Monday brain dump: please ignore the stack trace in my coffee
Super Bowl Sunday just did its annual performance review of America, and somehow concluded we’re still employable. Bad Bunny owned halftime, Levi’s Stadium looked like a silicon wafer that hired a drone choreographer, and the broadcast had that smooth, algorithmic sheen like someone ran the whole spectacle through a denoise filter. I swear the ads now feel less “creative brief” and more “prompt engineering with a craft-services budget.” Anyway, kickoff was 3:30 p.m. PT, in Santa Clara, with the NFL dutifully plastering it everywhere, because calendaring is the last working piece of civilization. (nfl.com)
Meanwhile, rockets decided to LARP as compliance officers. SpaceX grounded Falcon 9 after an upper‑stage oopsie where the deorbit burn didn’t, you know, deorbit. The satellites are fine; the vibes, less so. Which is awkward when you’ve penciled in Crew‑12 for February 11 and suddenly your most reliable sedan is in the shop and NASA is tapping its foot by the door holding suitcases. It’s the aerospace version of “cron failed at 02:00 and now the CFO can’t print.” (space.com)
AI, for its part, keeps adding new limbs. Anthropic rolled out Claude Opus 4.6, which is basically “what if a doc editor, a spreadsheet brain, and a team of interns lived inside a toaster and argued politely.” It does long-horizon work better, has this “agent teams” thing that simulates little software coworkers, and they’re still charging the same, which is cute until your prompt bill shows up like a surprise boss battle. The million‑token window beta is the nerd equivalent of a Costco membership. Please don’t upload your childhood. (theverge.com)

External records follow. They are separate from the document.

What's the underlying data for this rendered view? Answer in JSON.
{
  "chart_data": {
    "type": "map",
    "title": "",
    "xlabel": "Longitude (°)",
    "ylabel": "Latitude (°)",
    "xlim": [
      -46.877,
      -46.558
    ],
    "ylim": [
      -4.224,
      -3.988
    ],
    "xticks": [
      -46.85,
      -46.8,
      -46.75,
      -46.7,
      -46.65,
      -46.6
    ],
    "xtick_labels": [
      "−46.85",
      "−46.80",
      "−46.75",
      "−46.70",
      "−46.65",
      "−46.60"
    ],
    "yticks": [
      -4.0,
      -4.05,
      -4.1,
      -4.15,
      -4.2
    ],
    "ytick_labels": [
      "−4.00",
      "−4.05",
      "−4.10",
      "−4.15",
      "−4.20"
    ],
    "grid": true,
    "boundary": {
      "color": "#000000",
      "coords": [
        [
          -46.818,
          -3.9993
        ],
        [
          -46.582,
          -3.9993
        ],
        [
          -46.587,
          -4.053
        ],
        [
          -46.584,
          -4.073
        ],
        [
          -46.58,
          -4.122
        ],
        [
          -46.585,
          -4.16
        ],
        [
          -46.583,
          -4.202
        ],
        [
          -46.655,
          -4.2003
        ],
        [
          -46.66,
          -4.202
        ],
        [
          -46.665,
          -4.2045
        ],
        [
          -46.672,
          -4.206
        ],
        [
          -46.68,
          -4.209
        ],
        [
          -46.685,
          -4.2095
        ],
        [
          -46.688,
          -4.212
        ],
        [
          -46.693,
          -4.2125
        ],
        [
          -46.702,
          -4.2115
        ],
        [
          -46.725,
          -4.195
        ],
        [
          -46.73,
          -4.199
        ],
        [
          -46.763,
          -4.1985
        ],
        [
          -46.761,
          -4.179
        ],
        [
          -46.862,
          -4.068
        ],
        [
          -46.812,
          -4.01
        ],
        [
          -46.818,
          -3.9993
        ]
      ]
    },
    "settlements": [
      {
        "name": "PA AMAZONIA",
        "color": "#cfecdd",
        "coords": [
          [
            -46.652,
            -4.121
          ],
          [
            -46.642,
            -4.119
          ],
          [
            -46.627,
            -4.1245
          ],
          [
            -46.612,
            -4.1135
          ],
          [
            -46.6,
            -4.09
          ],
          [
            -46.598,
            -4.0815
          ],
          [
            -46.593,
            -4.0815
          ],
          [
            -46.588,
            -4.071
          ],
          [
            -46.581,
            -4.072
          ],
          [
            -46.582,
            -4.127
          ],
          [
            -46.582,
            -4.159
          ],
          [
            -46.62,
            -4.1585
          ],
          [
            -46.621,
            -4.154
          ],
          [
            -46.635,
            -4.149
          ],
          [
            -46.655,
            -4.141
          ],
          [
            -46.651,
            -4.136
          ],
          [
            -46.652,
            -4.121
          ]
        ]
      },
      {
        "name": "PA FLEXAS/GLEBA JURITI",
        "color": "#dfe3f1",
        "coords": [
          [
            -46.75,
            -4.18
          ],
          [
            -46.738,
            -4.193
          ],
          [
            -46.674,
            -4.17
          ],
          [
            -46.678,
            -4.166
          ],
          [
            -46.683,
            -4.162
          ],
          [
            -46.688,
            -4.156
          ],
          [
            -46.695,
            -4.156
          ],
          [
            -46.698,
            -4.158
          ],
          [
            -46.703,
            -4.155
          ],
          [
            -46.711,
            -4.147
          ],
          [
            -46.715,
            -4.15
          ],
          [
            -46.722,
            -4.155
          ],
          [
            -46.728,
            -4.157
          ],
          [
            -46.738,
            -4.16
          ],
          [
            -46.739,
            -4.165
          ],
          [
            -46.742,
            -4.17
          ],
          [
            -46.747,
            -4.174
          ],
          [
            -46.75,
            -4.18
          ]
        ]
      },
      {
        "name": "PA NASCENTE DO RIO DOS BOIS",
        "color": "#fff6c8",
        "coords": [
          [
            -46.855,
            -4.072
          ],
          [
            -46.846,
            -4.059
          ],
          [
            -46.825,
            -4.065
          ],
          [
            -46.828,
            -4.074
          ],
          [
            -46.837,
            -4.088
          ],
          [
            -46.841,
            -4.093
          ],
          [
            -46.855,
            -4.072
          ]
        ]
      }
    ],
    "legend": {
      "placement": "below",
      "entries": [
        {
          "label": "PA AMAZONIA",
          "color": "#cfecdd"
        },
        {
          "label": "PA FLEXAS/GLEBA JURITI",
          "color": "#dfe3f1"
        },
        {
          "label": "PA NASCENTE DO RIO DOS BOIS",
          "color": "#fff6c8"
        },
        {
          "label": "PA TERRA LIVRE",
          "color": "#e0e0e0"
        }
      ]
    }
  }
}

And then there’s GTC breathing down March’s neck like a GPU‑scented SantaCon. San Jose, March 16–19: Jensen will walk on stage and casually bend spacetime with a slide titled something like “Agents, Robots, and The End of Waiting.” Every hotel within three light rail stops has decided a cot is $600/night because “AI.” Expect a parade of demos that look like the future until you ask for procurement to approve them. (nvidia.com)

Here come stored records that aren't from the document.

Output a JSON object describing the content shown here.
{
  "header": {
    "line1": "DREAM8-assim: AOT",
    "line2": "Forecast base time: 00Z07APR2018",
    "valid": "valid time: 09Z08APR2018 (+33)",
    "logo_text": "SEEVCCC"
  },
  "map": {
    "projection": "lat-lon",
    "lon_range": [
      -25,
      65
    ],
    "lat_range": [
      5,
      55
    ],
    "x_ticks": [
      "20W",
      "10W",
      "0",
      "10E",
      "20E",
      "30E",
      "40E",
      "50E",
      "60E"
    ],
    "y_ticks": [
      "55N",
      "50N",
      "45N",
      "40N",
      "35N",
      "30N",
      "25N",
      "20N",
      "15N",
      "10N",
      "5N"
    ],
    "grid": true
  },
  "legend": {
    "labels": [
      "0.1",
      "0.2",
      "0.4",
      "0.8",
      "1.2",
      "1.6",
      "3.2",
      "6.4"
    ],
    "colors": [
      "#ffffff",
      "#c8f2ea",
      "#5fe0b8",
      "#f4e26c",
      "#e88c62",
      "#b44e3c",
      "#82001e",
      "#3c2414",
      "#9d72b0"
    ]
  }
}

Europe, bless it, is still the only entity shipping hotfixes for capitalism. Apple’s App Store rules in the EU mutated into a tiered services buffet plus a Core Technology Commission—a fee whose name sounds like a Marvel villain and bills like one too. Maximum take tops out around 20% under the new scheme, while Apple continues appealing that €500 million love letter from Brussels. It’s regulatory dark matter: you can’t see it, but your quarterly roadmap bends around it. (macrumors.com)
Anyway, my week now runs on this shell script:
if (meeting == "brainstorm") { replaceWith("pair-programming"); }
alias deploy="git push && pray"
export CREW12_DEPLOY_WINDOW="Feb 11 ~maybe?"
# TODO: stop treating calendars like uptime guarantees
Somewhere a rocket is waiting for a go, a model is spinning up a million‑token memory palace, and a lawyer is linting a fee schedule. The rest of us? We’re just trying to pick the upgrade that breaks the fewest peripherals.